Spherical Coordinates

A spherical coordinate model by Chen et al. scaled to domain $[0, 1]$ (hereafter referred to as "Spherical Coordinates") appears to perfectly match a plot Yedlin posted in 2018:

Conical (2018) Spherical Coordinates

However, it does not match the model demonstrated in the Display Prep Demo Followup (2019). With $\text{distance}^{1/\text{satch}}$, $\text{satch}=1.6$:

Cone Coordinates (2019) Spherical Coordinates

In another plot from late 2017, the shell has intricate Spherical Coordinates-like petals that would be smooth edges in Reuleaux and likely Cone Coordinates (2019) because of their intensity measure.

WIP Conical (2017) Spherical Coordinates Reuleaux

These discrepancies suggest two separate versions.

Both HSV and Cone Coordinates (2019) have flat positive faces with comparable 2D curvature, indicating that they may use the same measure.

Cone Coordinates (2019) HSV Spherical Coordinates

Modifying Spherical/Cylindrical Coordinates to use HSV's value component, $\max(R, G, B)$, verifies this and aligns the remaining regions.

Cone Coordinates Cone Coordinates-like

Max RGB

The mechanics and implications of the max are surprisingly difficult to grasp when the scope is the entire chain. Following is its obvious benefits mixed in with plenty of speculation. A mean is used for comparison, but its advantages apply against most other measures.

Distance Extrapolation

For an arbitrary pure-ish mixture, e.g., $(0.9, 0.2, 0.1)$, the intensity via mean is $\frac{0.9 + 0.2 + 0.1}{3} = 0.4$. Obviously $0.4 \notin \lbrace0.9, 0.2, 0.1\rbrace$, therefore increasing purity1 by extrapolating past RGB from the mean affects all three scalars. Since $0.4 < \max(0.9, 0.2, 0.1)$, this extrapolates intensity which may pass domain bounds, as is noticeable with Spherical Coordinates' top.

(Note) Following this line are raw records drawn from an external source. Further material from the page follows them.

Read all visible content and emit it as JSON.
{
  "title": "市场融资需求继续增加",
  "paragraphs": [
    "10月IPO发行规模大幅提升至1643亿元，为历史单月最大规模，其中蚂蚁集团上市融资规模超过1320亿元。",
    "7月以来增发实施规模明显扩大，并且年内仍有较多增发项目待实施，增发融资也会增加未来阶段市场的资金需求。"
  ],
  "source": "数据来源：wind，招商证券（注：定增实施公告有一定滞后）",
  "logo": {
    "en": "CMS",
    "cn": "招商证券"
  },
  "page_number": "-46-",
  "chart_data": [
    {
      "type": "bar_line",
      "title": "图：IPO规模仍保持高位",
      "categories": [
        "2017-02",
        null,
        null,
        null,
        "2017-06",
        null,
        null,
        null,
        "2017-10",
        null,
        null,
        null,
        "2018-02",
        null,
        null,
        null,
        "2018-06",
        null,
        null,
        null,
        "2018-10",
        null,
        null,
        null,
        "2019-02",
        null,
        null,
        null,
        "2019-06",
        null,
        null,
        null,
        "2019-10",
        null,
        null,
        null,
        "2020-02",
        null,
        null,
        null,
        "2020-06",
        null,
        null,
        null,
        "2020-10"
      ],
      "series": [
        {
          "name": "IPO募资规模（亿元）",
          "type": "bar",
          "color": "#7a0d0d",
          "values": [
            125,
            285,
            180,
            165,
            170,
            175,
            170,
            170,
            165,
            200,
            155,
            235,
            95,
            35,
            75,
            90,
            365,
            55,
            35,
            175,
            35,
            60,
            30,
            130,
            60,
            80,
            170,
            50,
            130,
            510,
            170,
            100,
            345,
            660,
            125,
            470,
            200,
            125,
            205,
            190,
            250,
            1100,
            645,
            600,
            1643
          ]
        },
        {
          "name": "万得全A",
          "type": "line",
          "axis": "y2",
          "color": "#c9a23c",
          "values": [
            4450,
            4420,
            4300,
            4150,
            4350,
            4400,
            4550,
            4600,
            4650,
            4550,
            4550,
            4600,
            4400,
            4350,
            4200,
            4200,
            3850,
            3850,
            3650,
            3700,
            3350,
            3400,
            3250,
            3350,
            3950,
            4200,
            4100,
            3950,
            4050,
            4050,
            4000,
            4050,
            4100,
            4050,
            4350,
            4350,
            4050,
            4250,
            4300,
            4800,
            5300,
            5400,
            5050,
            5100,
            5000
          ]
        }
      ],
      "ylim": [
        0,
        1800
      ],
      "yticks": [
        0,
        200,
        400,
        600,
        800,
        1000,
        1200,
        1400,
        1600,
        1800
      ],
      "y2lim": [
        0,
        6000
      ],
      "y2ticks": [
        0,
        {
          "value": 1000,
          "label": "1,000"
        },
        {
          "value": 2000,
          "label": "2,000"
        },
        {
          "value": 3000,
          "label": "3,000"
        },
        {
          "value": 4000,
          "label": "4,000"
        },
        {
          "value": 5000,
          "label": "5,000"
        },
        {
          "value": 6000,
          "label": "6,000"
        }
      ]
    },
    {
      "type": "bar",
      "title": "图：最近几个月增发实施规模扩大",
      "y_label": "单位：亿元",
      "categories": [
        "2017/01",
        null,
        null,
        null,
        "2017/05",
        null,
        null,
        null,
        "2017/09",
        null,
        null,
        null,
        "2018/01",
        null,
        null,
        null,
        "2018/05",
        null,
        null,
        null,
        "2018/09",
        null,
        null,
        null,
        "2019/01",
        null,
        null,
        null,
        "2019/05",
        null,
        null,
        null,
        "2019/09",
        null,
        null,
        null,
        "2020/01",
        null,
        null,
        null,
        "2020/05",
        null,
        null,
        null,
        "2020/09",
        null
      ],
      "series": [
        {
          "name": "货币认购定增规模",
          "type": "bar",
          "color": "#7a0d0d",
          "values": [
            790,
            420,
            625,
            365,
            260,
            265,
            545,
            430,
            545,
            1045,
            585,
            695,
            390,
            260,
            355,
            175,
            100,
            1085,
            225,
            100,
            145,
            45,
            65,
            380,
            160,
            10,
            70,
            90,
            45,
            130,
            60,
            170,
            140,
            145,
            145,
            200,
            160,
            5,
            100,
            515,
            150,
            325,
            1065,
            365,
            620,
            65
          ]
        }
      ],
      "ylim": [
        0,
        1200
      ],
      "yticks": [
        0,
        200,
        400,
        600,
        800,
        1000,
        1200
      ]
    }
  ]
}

Directly:

$$ RGB' = \text{lerp}(\text{measure}, RGB, p) $$

Using the previous example triplet, with $p = 1.3$, $RGB' \approx (1.05, 0.14, 0.001)$. Notice $R > 1$, which will clip to the domain bounds, altering the ratios and skewing the result slightly. The max will never do this.

Purity Implications

An increase in radial distance changes RGB ratios only in relation to the max. Purity increases "downward", theoretically much like rigid emission film. Likewise, purity decreases "upward" toward metaphoric full transmission.

Another facet is that purity holds no weight in the first place; maximum purity equals maximum intensity: $\max(1, 0, 0) = \max(1, 1, 1)$. A mean yields $\frac{1}{3}$, which seems rather polluted.

Smoothness

The max is not differentiable at intersections.

Input Max Result

Large distance adjustments can result in perceived spatial fringing at those near-intersection extremes, as the spikes remain fixed while values below move. It is possible to significantly lessen this effect by approximating the max, however there are several disadvantages to doing so. In practice this rarely seems to be an issue.

Attenuation

As an attenuation factor, most other measures will leave behind high purity because of the aforementioned "pollution", whereas the max unwaveringly hits all purities:

Mean Mid Max

In the context of image forming:

Mean Max

Notice the corners.

Reuleaux vs. Other Models

Spherical Coordinates

Reuleaux uses normalized cylindrical coordinates instead of spherical and replaces the Euclidean norm with the max.

HSV

HSV is very similar, using the same intensity measure. However, Reuleaux has several advantages: simplicity and consistency of implementation, ease of understanding and a direct trigonometric definition.

CIE LCh, OkLCh, etc.

Reuleaux does not try to be "perceptually uniform". It's merely a different representation of existing stimulus models that by happenstance exposes attribute-in-effect components.

Cone Coordinates

Plots are mostly identical.

Cone Coordinates Reuleaux

Footnotes

  1. Using "purity" very loosely in the sense of a display, less so chromaticity.